Let $ a_1, a_2, \epsilon_1,\epsilon_2 \in \mathbb{R}^3 $ be known vectors. It is known that $a_1, a_2 $ are linearly independent. Given following identies, $$ a_1 \times b = \epsilon_1 $$ $$ a_2 \times b = \epsilon_2 $$
I want to calculate the unknown vector $ b \in \mathbb{R}^3 $.
Ans (so far) I know that I can get following equalities.

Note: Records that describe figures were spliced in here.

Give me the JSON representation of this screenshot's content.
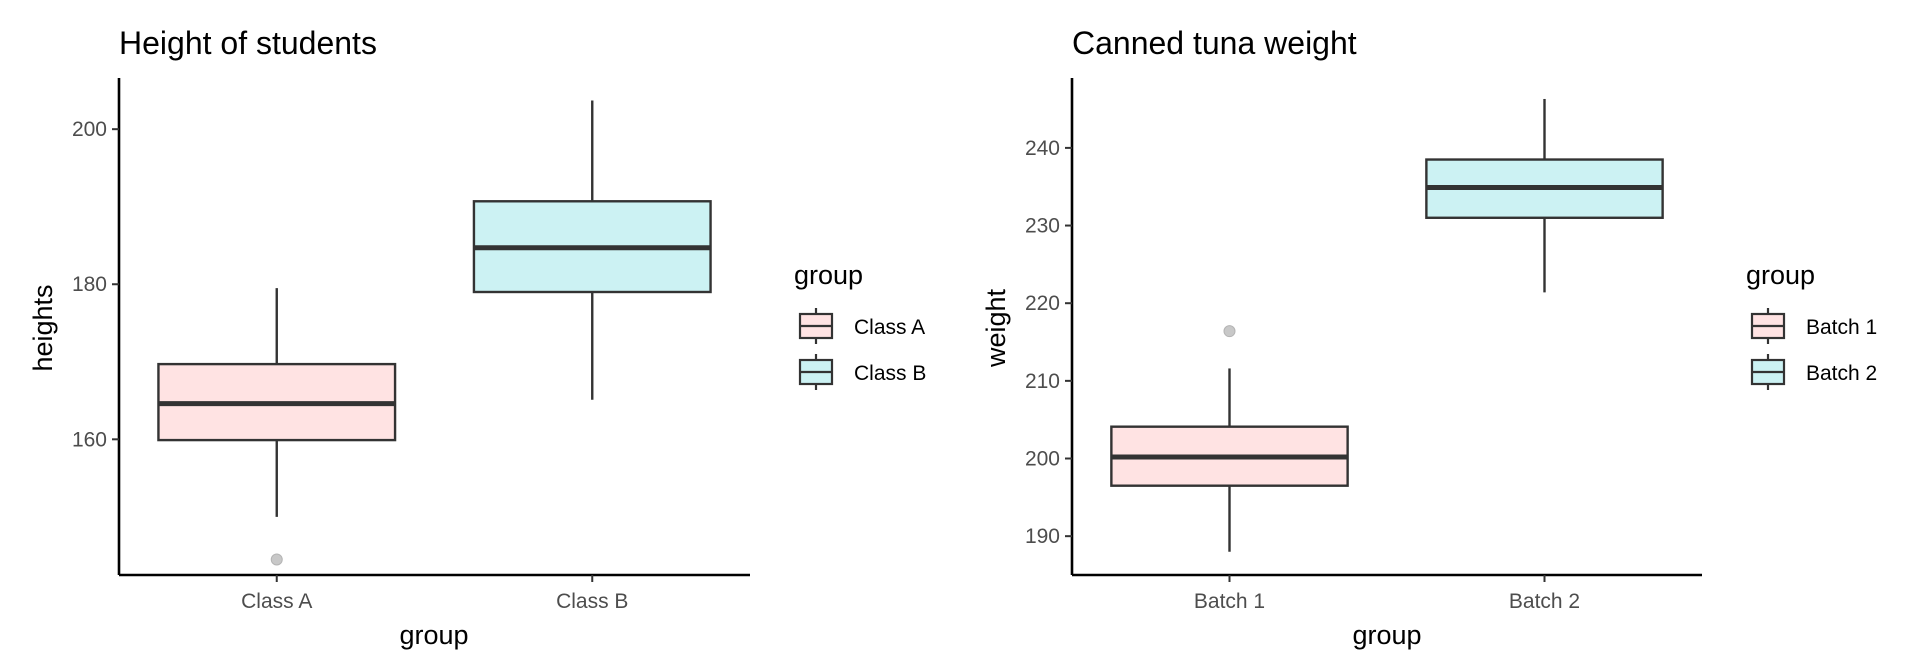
{
  "colors": {
    "fill_1": "#FFE3E3",
    "fill_2": "#CCF2F3",
    "box_stroke": "#333333",
    "outlier": "#C8C8C8"
  },
  "chart_data": [
    {
      "type": "box",
      "title": "Height of students",
      "xlabel": "group",
      "ylabel": "heights",
      "categories": [
        "Class A",
        "Class B"
      ],
      "yticks": [
        160,
        180,
        200
      ],
      "ylim": [
        142.5,
        206.6
      ],
      "boxes": [
        {
          "category": "Class A",
          "whisker_low": 150,
          "q1": 159.9,
          "median": 164.6,
          "q3": 169.7,
          "whisker_high": 179.5,
          "outliers": [
            144.5
          ]
        },
        {
          "category": "Class B",
          "whisker_low": 165.1,
          "q1": 179.0,
          "median": 184.7,
          "q3": 190.7,
          "whisker_high": 203.7,
          "outliers": []
        }
      ],
      "legend": {
        "title": "group",
        "position": "right",
        "items": [
          "Class A",
          "Class B"
        ]
      },
      "grid": false
    },
    {
      "type": "box",
      "title": "Canned tuna weight",
      "xlabel": "group",
      "ylabel": "weight",
      "categories": [
        "Batch 1",
        "Batch 2"
      ],
      "yticks": [
        190,
        200,
        210,
        220,
        230,
        240
      ],
      "ylim": [
        185,
        249
      ],
      "boxes": [
        {
          "category": "Batch 1",
          "whisker_low": 188,
          "q1": 196.5,
          "median": 200.2,
          "q3": 204.1,
          "whisker_high": 211.6,
          "outliers": [
            216.4
          ]
        },
        {
          "category": "Batch 2",
          "whisker_low": 221.4,
          "q1": 231.0,
          "median": 234.9,
          "q3": 238.5,
          "whisker_high": 246.3,
          "outliers": []
        }
      ],
      "legend": {
        "title": "group",
        "position": "right",
        "items": [
          "Batch 1",
          "Batch 2"
        ]
      },
      "grid": false
    }
  ]
}
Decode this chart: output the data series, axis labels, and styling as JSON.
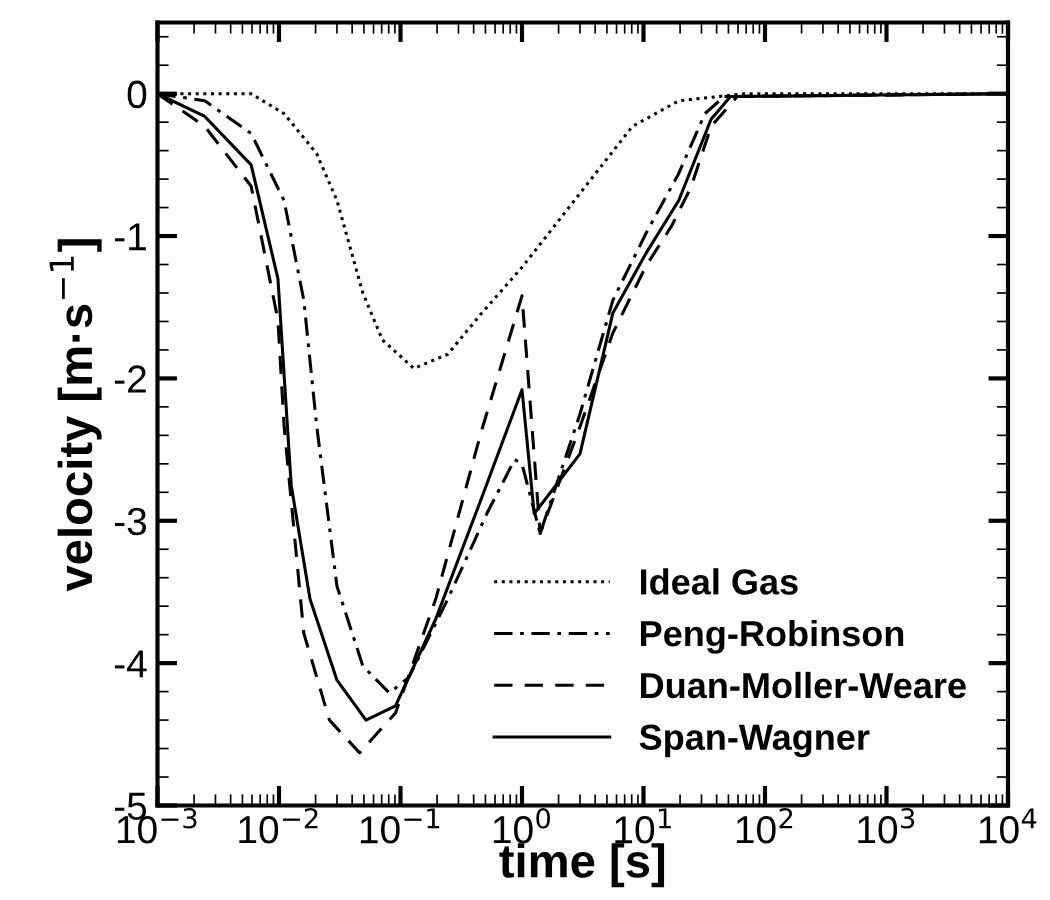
{
  "chart_data": {
    "type": "line",
    "xlabel": "time [s]",
    "ylabel": "velocity [m·s$^{−1}$]",
    "log": "x",
    "xlim": [
      0.001,
      10000
    ],
    "ylim": [
      -5,
      0.5
    ],
    "xticks": [
      {
        "value": 0.001,
        "label": "10$^{−3}$"
      },
      {
        "value": 0.01,
        "label": "10$^{−2}$"
      },
      {
        "value": 0.1,
        "label": "10$^{−1}$"
      },
      {
        "value": 1,
        "label": "10$^{0}$"
      },
      {
        "value": 10,
        "label": "10$^{1}$"
      },
      {
        "value": 100,
        "label": "10$^{2}$"
      },
      {
        "value": 1000,
        "label": "10$^{3}$"
      },
      {
        "value": 10000,
        "label": "10$^{4}$"
      }
    ],
    "yticks": [
      -5,
      -4,
      -3,
      -2,
      -1,
      0
    ],
    "grid": false,
    "legend": "bottom right",
    "series": [
      {
        "name": "Ideal Gas",
        "color": "#000000",
        "line_style": "dotted",
        "x": [
          0.001,
          0.0059,
          0.011,
          0.0204,
          0.03,
          0.049,
          0.071,
          0.129,
          0.245,
          0.457,
          1,
          3.0,
          8.1,
          19.5,
          68,
          10000
        ],
        "values": [
          0,
          0,
          -0.14,
          -0.42,
          -0.75,
          -1.4,
          -1.73,
          -1.93,
          -1.83,
          -1.55,
          -1.22,
          -0.7,
          -0.23,
          -0.05,
          0,
          0
        ]
      },
      {
        "name": "Peng-Robinson",
        "color": "#000000",
        "line_style": "dashdot",
        "x": [
          0.001,
          0.00245,
          0.0059,
          0.011,
          0.016,
          0.0204,
          0.03,
          0.049,
          0.081,
          0.117,
          0.245,
          0.52,
          0.87,
          1,
          1.41,
          3.0,
          5.6,
          10.5,
          19.5,
          32,
          46,
          10000
        ],
        "values": [
          0,
          -0.05,
          -0.28,
          -0.75,
          -1.45,
          -2.33,
          -3.46,
          -4.02,
          -4.21,
          -4.1,
          -3.55,
          -2.94,
          -2.57,
          -2.6,
          -3.09,
          -2.25,
          -1.45,
          -0.98,
          -0.56,
          -0.14,
          -0.02,
          0
        ]
      },
      {
        "name": "Duan-Moller-Weare",
        "color": "#000000",
        "line_style": "dashed",
        "x": [
          0.001,
          0.00245,
          0.0059,
          0.0098,
          0.011,
          0.016,
          0.026,
          0.046,
          0.091,
          0.195,
          0.46,
          1,
          1.41,
          3.0,
          5.6,
          10.5,
          17,
          24.5,
          36,
          59,
          10000
        ],
        "values": [
          0,
          -0.23,
          -0.65,
          -1.59,
          -2.33,
          -3.79,
          -4.4,
          -4.63,
          -4.35,
          -3.55,
          -2.38,
          -1.42,
          -3.09,
          -2.34,
          -1.68,
          -1.21,
          -0.93,
          -0.66,
          -0.23,
          -0.02,
          0
        ]
      },
      {
        "name": "Span-Wagner",
        "color": "#000000",
        "line_style": "solid",
        "x": [
          0.001,
          0.00245,
          0.0059,
          0.0098,
          0.0126,
          0.018,
          0.03,
          0.052,
          0.091,
          0.195,
          0.46,
          1,
          1.26,
          3.0,
          5.6,
          10.5,
          19.5,
          36,
          52,
          10000
        ],
        "values": [
          0,
          -0.16,
          -0.5,
          -1.3,
          -2.75,
          -3.55,
          -4.12,
          -4.4,
          -4.3,
          -3.69,
          -2.85,
          -2.08,
          -2.95,
          -2.53,
          -1.54,
          -1.12,
          -0.75,
          -0.18,
          -0.02,
          0
        ]
      }
    ]
  }
}
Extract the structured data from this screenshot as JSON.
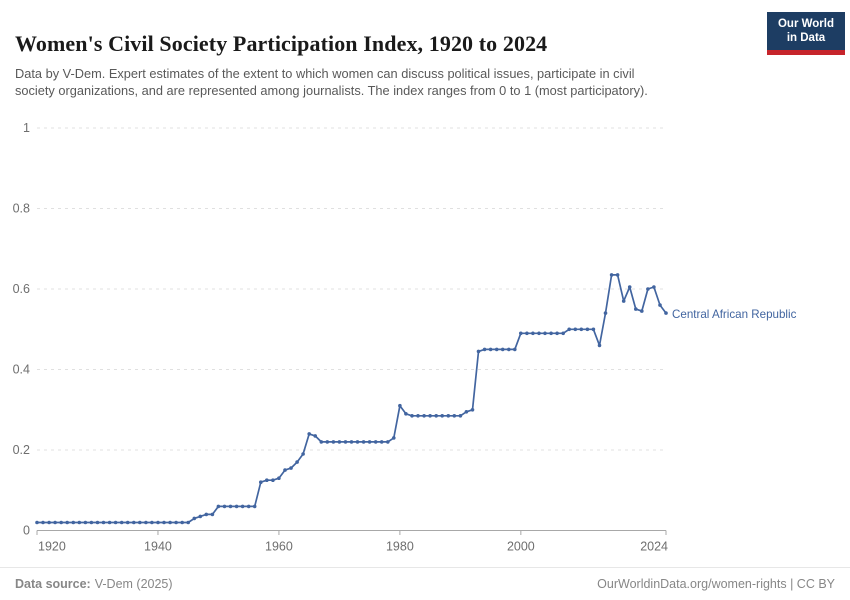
{
  "header": {
    "title": "Women's Civil Society Participation Index, 1920 to 2024",
    "subtitle": "Data by V-Dem. Expert estimates of the extent to which women can discuss political issues, participate in civil society organizations, and are represented among journalists. The index ranges from 0 to 1 (most participatory).",
    "logo": {
      "line1": "Our World",
      "line2": "in Data",
      "bg_color": "#1d3d63",
      "bar_color": "#c6242b"
    }
  },
  "chart": {
    "series_label": "Central African Republic",
    "line_color": "#4265a0",
    "axis_text_color": "#6e6e6e",
    "gridline_color": "#e0e0e0"
  },
  "footer": {
    "source_label": "Data source:",
    "source_value": "V-Dem (2025)",
    "credit": "OurWorldinData.org/women-rights | CC BY"
  },
  "chart_data": {
    "type": "line",
    "title": "Women's Civil Society Participation Index, 1920 to 2024",
    "xlabel": "",
    "ylabel": "",
    "xlim": [
      1920,
      2024
    ],
    "ylim": [
      0,
      1
    ],
    "x_ticks": [
      1920,
      1940,
      1960,
      1980,
      2000,
      2024
    ],
    "y_ticks": [
      0,
      0.2,
      0.4,
      0.6,
      0.8,
      1
    ],
    "grid": "horizontal-dashed",
    "legend_position": "right-of-line-end",
    "series": [
      {
        "name": "Central African Republic",
        "color": "#4265a0",
        "points": [
          [
            1920,
            0.02
          ],
          [
            1921,
            0.02
          ],
          [
            1922,
            0.02
          ],
          [
            1923,
            0.02
          ],
          [
            1924,
            0.02
          ],
          [
            1925,
            0.02
          ],
          [
            1926,
            0.02
          ],
          [
            1927,
            0.02
          ],
          [
            1928,
            0.02
          ],
          [
            1929,
            0.02
          ],
          [
            1930,
            0.02
          ],
          [
            1931,
            0.02
          ],
          [
            1932,
            0.02
          ],
          [
            1933,
            0.02
          ],
          [
            1934,
            0.02
          ],
          [
            1935,
            0.02
          ],
          [
            1936,
            0.02
          ],
          [
            1937,
            0.02
          ],
          [
            1938,
            0.02
          ],
          [
            1939,
            0.02
          ],
          [
            1940,
            0.02
          ],
          [
            1941,
            0.02
          ],
          [
            1942,
            0.02
          ],
          [
            1943,
            0.02
          ],
          [
            1944,
            0.02
          ],
          [
            1945,
            0.02
          ],
          [
            1946,
            0.03
          ],
          [
            1947,
            0.035
          ],
          [
            1948,
            0.04
          ],
          [
            1949,
            0.04
          ],
          [
            1950,
            0.06
          ],
          [
            1951,
            0.06
          ],
          [
            1952,
            0.06
          ],
          [
            1953,
            0.06
          ],
          [
            1954,
            0.06
          ],
          [
            1955,
            0.06
          ],
          [
            1956,
            0.06
          ],
          [
            1957,
            0.12
          ],
          [
            1958,
            0.125
          ],
          [
            1959,
            0.125
          ],
          [
            1960,
            0.13
          ],
          [
            1961,
            0.15
          ],
          [
            1962,
            0.155
          ],
          [
            1963,
            0.17
          ],
          [
            1964,
            0.19
          ],
          [
            1965,
            0.24
          ],
          [
            1966,
            0.235
          ],
          [
            1967,
            0.22
          ],
          [
            1968,
            0.22
          ],
          [
            1969,
            0.22
          ],
          [
            1970,
            0.22
          ],
          [
            1971,
            0.22
          ],
          [
            1972,
            0.22
          ],
          [
            1973,
            0.22
          ],
          [
            1974,
            0.22
          ],
          [
            1975,
            0.22
          ],
          [
            1976,
            0.22
          ],
          [
            1977,
            0.22
          ],
          [
            1978,
            0.22
          ],
          [
            1979,
            0.23
          ],
          [
            1980,
            0.31
          ],
          [
            1981,
            0.29
          ],
          [
            1982,
            0.285
          ],
          [
            1983,
            0.285
          ],
          [
            1984,
            0.285
          ],
          [
            1985,
            0.285
          ],
          [
            1986,
            0.285
          ],
          [
            1987,
            0.285
          ],
          [
            1988,
            0.285
          ],
          [
            1989,
            0.285
          ],
          [
            1990,
            0.285
          ],
          [
            1991,
            0.295
          ],
          [
            1992,
            0.3
          ],
          [
            1993,
            0.445
          ],
          [
            1994,
            0.45
          ],
          [
            1995,
            0.45
          ],
          [
            1996,
            0.45
          ],
          [
            1997,
            0.45
          ],
          [
            1998,
            0.45
          ],
          [
            1999,
            0.45
          ],
          [
            2000,
            0.49
          ],
          [
            2001,
            0.49
          ],
          [
            2002,
            0.49
          ],
          [
            2003,
            0.49
          ],
          [
            2004,
            0.49
          ],
          [
            2005,
            0.49
          ],
          [
            2006,
            0.49
          ],
          [
            2007,
            0.49
          ],
          [
            2008,
            0.5
          ],
          [
            2009,
            0.5
          ],
          [
            2010,
            0.5
          ],
          [
            2011,
            0.5
          ],
          [
            2012,
            0.5
          ],
          [
            2013,
            0.46
          ],
          [
            2014,
            0.54
          ],
          [
            2015,
            0.635
          ],
          [
            2016,
            0.635
          ],
          [
            2017,
            0.57
          ],
          [
            2018,
            0.605
          ],
          [
            2019,
            0.55
          ],
          [
            2020,
            0.545
          ],
          [
            2021,
            0.6
          ],
          [
            2022,
            0.605
          ],
          [
            2023,
            0.56
          ],
          [
            2024,
            0.54
          ]
        ]
      }
    ]
  }
}
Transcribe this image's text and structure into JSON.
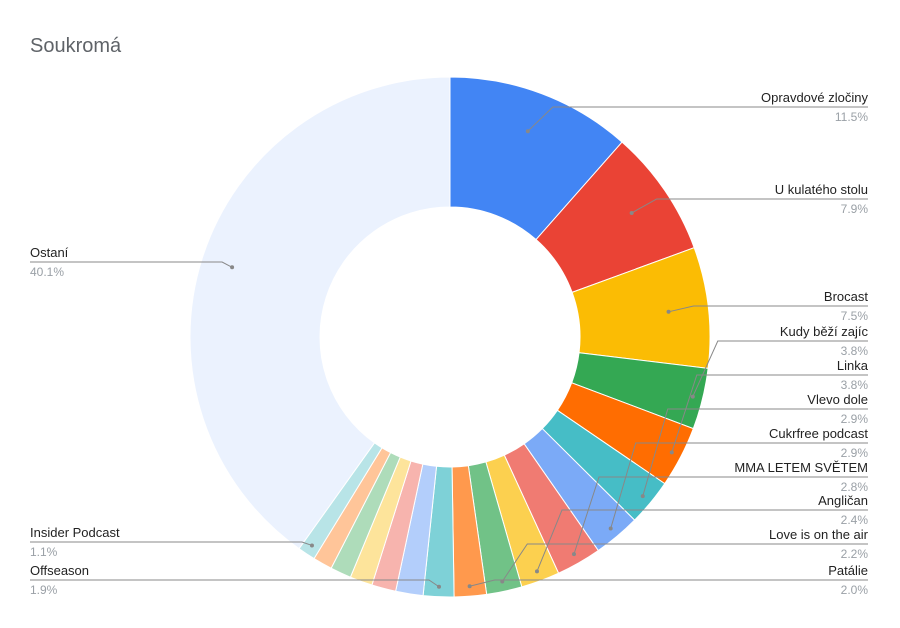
{
  "chart_data": {
    "type": "pie",
    "donut": true,
    "title": "Soukromá",
    "slices": [
      {
        "name": "Opravdové zločiny",
        "label": "11.5%",
        "value": 11.5,
        "color": "#4285f4",
        "side": "right"
      },
      {
        "name": "U kulatého stolu",
        "label": "7.9%",
        "value": 7.9,
        "color": "#ea4335",
        "side": "right"
      },
      {
        "name": "Brocast",
        "label": "7.5%",
        "value": 7.5,
        "color": "#fbbc04",
        "side": "right"
      },
      {
        "name": "Kudy běží zajíc",
        "label": "3.8%",
        "value": 3.8,
        "color": "#34a853",
        "side": "right"
      },
      {
        "name": "Linka",
        "label": "3.8%",
        "value": 3.8,
        "color": "#ff6d01",
        "side": "right"
      },
      {
        "name": "Vlevo dole",
        "label": "2.9%",
        "value": 2.9,
        "color": "#46bdc6",
        "side": "right"
      },
      {
        "name": "Cukrfree podcast",
        "label": "2.9%",
        "value": 2.9,
        "color": "#7baaf7",
        "side": "right"
      },
      {
        "name": "MMA LETEM SVĚTEM",
        "label": "2.8%",
        "value": 2.8,
        "color": "#f07b72",
        "side": "right"
      },
      {
        "name": "Angličan",
        "label": "2.4%",
        "value": 2.4,
        "color": "#fcd04f",
        "side": "right"
      },
      {
        "name": "Love is on the air",
        "label": "2.2%",
        "value": 2.2,
        "color": "#71c287",
        "side": "right"
      },
      {
        "name": "Patálie",
        "label": "2.0%",
        "value": 2.0,
        "color": "#ff994d",
        "side": "right"
      },
      {
        "name": "Offseason",
        "label": "1.9%",
        "value": 1.9,
        "color": "#7ed1d7",
        "side": "left"
      },
      {
        "name": "",
        "label": "",
        "value": 1.7,
        "color": "#b3cefb",
        "side": "none"
      },
      {
        "name": "",
        "label": "",
        "value": 1.5,
        "color": "#f7b4ae",
        "side": "none"
      },
      {
        "name": "",
        "label": "",
        "value": 1.4,
        "color": "#fde49b",
        "side": "none"
      },
      {
        "name": "",
        "label": "",
        "value": 1.3,
        "color": "#aedcba",
        "side": "none"
      },
      {
        "name": "",
        "label": "",
        "value": 1.2,
        "color": "#ffc599",
        "side": "none"
      },
      {
        "name": "Insider Podcast",
        "label": "1.1%",
        "value": 1.1,
        "color": "#b8e4e7",
        "side": "left"
      },
      {
        "name": "Ostaní",
        "label": "40.1%",
        "value": 40.1,
        "color": "#ebf2fe",
        "side": "left"
      }
    ]
  }
}
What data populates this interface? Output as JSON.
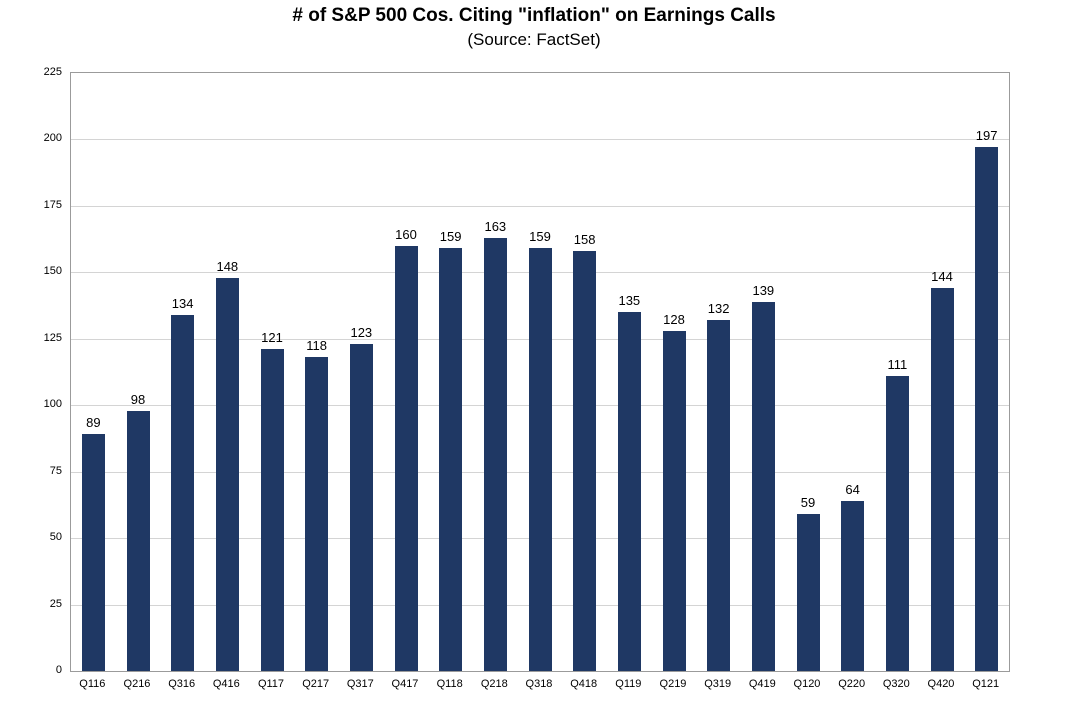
{
  "header": {
    "title": "# of S&P 500 Cos. Citing \"inflation\" on Earnings Calls",
    "subtitle": "(Source: FactSet)"
  },
  "chart_data": {
    "type": "bar",
    "title": "# of S&P 500 Cos. Citing \"inflation\" on Earnings Calls",
    "subtitle": "(Source: FactSet)",
    "categories": [
      "Q116",
      "Q216",
      "Q316",
      "Q416",
      "Q117",
      "Q217",
      "Q317",
      "Q417",
      "Q118",
      "Q218",
      "Q318",
      "Q418",
      "Q119",
      "Q219",
      "Q319",
      "Q419",
      "Q120",
      "Q220",
      "Q320",
      "Q420",
      "Q121"
    ],
    "values": [
      89,
      98,
      134,
      148,
      121,
      118,
      123,
      160,
      159,
      163,
      159,
      158,
      135,
      128,
      132,
      139,
      59,
      64,
      111,
      144,
      197
    ],
    "xlabel": "",
    "ylabel": "",
    "ylim": [
      0,
      225
    ],
    "ytick_step": 25,
    "grid": true,
    "legend": "none",
    "data_labels": true,
    "bar_color": "#1F3864",
    "gridline_color": "#d4d4d4",
    "border_color": "#9b9b9b",
    "text_color": "#000000"
  }
}
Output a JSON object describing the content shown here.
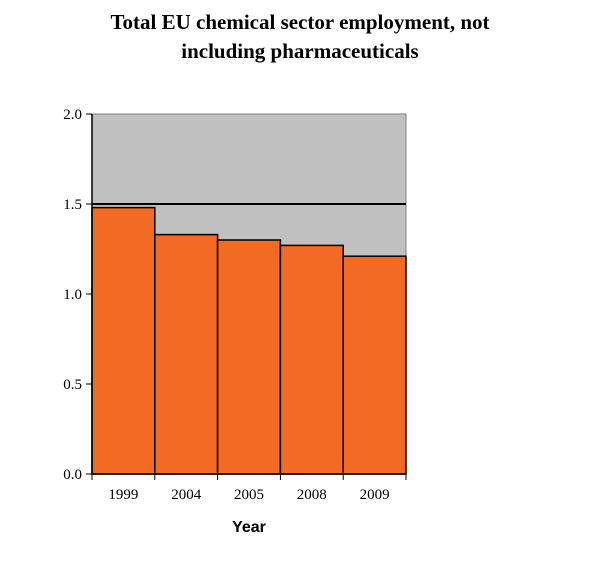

$$ b = \epsilon_1 \times a_1 + (b\cdot a_1) a_1 $$ $$ b = \epsilon_2 \times a_2 + (b\cdot a_2) a_2 $$
How do I get a solution for $ b $ ?
Since $a_1×b=\epsilon_1$, $b$ is orthogonal to $\epsilon_1$, and likewise to $\epsilon_2$. Thus, the cross product $\epsilon_1×\epsilon_2$ produces a vector $c$ collinear with $b$. Let $\theta=\cos^{-1}\frac{a_1\cdot c}{|a_1||c|}$ be the angle between $a_1$ and $c$ and $k=\frac{|\epsilon_1|}{|a_1||c|\sin\theta}$. Then $b=\pm kc$, the sign being easily checkable by performing the original cross product equations involving $b$.
To avoid trigonometric functions the following alternate form can be used for $k$: $$k=\sqrt{\frac{\epsilon_1\cdot\epsilon_1}{(a_1\cdot a_1)(c\cdot c)-(a_1\cdot c)^2}}$$ The square root is always well-defined by the Cauchy–Schwarz inequality.